Читаем Озаренные полностью

Сойдя с трибуны, он встал у стены под широким окном. Густо сочился синеватый свет. Поскрипывали под ветерком фрамуги.

Снова на помост взошел парторг.

— Серьезная задача, товарищи. Как знаете, испытывать машину — дело сложное, трудное, хлопотное. Без охоты испытывать — только замысел губить. Вот тут и рождается производственный риск. Нужно пораздумать, как, где вести испытания, на каком участке. Кому слово? — Сразу несколько рук взметнулось в разных концах «нарядной». — Ого! Заговорила громада. Значит, близкое дело!.. Микола Петрович Шаруда. Редкий гость на этом месте, — добавил он, когда Шаруда уже взошел на трибуну.

— Машину будем испытывать — это уже министр решил. И мы с ним согласны, — грудным голосом произнес Шаруда. Он взглядом обвел всех. — Не найдется же ни одного настоящего шахтера, шоб против машины был. Так?.. — В зале одобрительно загудели. Микола Петрович пристукнул кулаком. — Так! — Шаруда улыбнулся и продолжал: — Як бы мне сказали: рубай каждый день по две смены, шоб только машина була доведена до ладу, я б год так проработал.

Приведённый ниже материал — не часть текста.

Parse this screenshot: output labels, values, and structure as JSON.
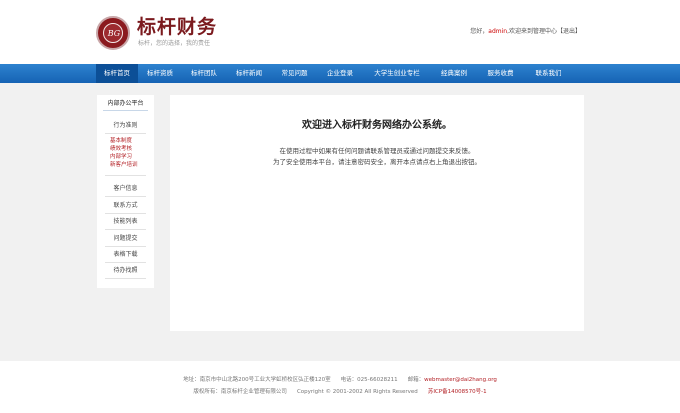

И про отдых не вспомнил бы. — Он сошел с трибуны и обеими ладонями сжал руку Алексея.

— Значит, одну лаву со счета сбрасывай, — негромко, но четко произнес кто-то в зале, — на испытаниях уголька по плану не жди. Передать бы ее на опытную шахту.

— Голосовать кто за, кто против не будем, — поднимаясь со стула и оборачиваясь лицом к шахтерам, пояснил Звенигора. — Есть приказ министра — наше дело с честью его выполнить. А сейчас мы, так сказать, торжественно изобретателя в свой дом принимаем. Как испытания проводить, это мы еще не один раз обмозгуем.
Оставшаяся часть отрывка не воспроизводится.